Zachary Novack, Julian McAuley, Zachary Lipton, and Saurabh Garg. Chils: Zero-shot image classification with hierarchical label sets. In International Conference on Machine Learning (ICML), 2023.

@inproceedings{novack2023chils,
    title={CHiLS: Zero-Shot Image Classification with Hierarchical Label Sets},
    author={Novack, Zachary and McAuley, Julian and Lipton, Zachary and Garg, Saurabh},
    year={2023},
    booktitle={International Conference on Machine Learning (ICML)}, 
}

There are three main steps for recreating the paper results:

  1. Setting up the environment and datasets
  2. Caching the CLIP-extracted features for each dataset and model
  3. Running zero-shot inference

Setting up the environment and datasets:

All requisite packages can be installed via the environment.yml file. For access to GPT-3 through OpenAI, you must have an account and save your access token in the environment variable OPENAI_API_KEY.

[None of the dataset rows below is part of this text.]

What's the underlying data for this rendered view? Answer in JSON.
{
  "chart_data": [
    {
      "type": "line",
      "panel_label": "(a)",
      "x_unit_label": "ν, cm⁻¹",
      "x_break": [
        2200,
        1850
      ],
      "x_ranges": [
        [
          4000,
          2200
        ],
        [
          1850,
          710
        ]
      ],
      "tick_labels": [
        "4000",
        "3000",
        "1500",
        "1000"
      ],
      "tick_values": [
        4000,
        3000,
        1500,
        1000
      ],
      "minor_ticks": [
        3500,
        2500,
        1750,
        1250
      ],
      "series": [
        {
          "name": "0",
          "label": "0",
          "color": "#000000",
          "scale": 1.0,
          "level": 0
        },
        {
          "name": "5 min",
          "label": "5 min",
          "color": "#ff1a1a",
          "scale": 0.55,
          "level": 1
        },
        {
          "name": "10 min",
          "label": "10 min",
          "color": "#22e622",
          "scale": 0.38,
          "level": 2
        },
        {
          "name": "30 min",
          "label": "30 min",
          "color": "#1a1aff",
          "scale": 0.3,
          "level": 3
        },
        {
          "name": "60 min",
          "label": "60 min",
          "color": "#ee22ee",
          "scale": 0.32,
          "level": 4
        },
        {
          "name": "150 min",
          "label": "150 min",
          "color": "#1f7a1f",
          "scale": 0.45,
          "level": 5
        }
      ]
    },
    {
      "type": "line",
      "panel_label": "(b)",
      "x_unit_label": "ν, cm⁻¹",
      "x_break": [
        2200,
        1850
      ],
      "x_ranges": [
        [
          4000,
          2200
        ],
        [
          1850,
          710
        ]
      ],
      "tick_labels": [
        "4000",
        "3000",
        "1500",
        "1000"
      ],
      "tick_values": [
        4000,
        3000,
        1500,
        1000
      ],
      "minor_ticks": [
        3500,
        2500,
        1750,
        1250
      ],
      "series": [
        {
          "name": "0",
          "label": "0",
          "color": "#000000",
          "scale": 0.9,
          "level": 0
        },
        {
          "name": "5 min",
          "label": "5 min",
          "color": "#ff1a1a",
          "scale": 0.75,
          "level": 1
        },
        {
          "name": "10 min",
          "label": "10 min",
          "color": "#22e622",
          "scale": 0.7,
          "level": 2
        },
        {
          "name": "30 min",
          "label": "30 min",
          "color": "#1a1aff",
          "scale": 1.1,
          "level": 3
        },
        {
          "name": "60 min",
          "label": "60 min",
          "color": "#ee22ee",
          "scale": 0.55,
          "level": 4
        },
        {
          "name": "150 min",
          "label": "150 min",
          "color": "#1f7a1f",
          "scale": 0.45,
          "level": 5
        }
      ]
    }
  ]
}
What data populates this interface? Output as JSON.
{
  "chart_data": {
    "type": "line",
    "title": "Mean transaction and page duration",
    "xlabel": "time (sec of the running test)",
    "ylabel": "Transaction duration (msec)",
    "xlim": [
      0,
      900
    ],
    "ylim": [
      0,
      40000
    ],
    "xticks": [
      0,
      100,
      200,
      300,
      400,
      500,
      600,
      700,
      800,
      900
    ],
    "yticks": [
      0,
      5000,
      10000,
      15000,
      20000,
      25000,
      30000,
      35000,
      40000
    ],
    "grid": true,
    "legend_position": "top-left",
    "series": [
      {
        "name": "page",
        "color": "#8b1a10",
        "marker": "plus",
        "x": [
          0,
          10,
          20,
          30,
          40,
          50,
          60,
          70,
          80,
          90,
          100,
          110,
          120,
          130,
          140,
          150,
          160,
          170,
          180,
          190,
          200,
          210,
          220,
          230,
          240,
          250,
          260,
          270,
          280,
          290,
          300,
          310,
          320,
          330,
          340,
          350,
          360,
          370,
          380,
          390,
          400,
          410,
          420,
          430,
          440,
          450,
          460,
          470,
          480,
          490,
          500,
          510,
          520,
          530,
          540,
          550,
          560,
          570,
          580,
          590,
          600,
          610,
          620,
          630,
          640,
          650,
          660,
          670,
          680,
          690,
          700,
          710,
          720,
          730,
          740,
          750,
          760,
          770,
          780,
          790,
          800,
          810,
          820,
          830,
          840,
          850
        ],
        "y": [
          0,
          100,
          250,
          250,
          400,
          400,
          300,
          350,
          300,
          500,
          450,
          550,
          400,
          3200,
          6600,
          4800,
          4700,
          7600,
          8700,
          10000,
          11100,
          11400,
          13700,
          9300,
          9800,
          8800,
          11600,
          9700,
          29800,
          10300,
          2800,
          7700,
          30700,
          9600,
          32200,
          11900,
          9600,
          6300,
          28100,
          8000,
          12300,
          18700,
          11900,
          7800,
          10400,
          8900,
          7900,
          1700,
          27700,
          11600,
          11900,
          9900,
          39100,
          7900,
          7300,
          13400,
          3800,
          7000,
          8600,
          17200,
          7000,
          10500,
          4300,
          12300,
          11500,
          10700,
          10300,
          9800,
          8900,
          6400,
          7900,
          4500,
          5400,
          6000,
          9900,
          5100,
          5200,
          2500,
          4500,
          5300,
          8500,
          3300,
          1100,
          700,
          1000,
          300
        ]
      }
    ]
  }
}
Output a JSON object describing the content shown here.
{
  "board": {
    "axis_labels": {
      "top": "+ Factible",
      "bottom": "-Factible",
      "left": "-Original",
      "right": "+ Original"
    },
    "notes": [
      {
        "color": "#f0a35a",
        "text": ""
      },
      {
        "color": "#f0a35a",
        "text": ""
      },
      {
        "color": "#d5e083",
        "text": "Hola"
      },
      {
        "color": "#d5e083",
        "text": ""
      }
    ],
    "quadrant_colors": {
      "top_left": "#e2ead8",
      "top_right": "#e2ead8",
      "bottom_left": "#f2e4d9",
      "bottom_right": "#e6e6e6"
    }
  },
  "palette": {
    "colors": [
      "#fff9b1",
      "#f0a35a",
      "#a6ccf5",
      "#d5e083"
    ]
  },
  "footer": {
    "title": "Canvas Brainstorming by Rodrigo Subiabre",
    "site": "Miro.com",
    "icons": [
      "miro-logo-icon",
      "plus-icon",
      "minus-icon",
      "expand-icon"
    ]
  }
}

Besides ImageNet, CIFAR100 and Fashion-MNIST (which can be autoloaded through the torchvision API), each dataset can be downloaded through the standard websites for each: Office31, OfficeHome, Food-101, Fruits360, Fashion1M, LSUN-Scene, ObjectNet. Dataset Notes:

  • Both LSUN-Scene and Fashion1M must be configured into the ImageFolder format, wherein the directory has named folders for each class, each containing all the images. Due to compute constraints, for LSUN-Scene we use the validation data only and for Fashion1M we use the first two large image folders (i.e. 0 and 1).

Caching the CLIP-extracted features for each dataset and model:

Running run.py will use the variables specified in config.yaml and extract the features of a given dataset and CLIP model. In order to run this, the variable data_loc must be changed to the directory where your datasets are held.

Running zero-shot inference:

Once the features are extracted, you may run zshot.py to generate the zero-shot inference results with CHiLS. For example, to generate the results with the GPT-generated label sets (which are provided for reproducibility) on Food-101, the command would be:

python zshot.py --dataset=food-101 --model=ClipViTL14 --experiment=gpt --label-set-size=10 --data-dir=[INSERT YOUR PATH HERE]

See the src/constants.py file for valid inputs for each argument in the command.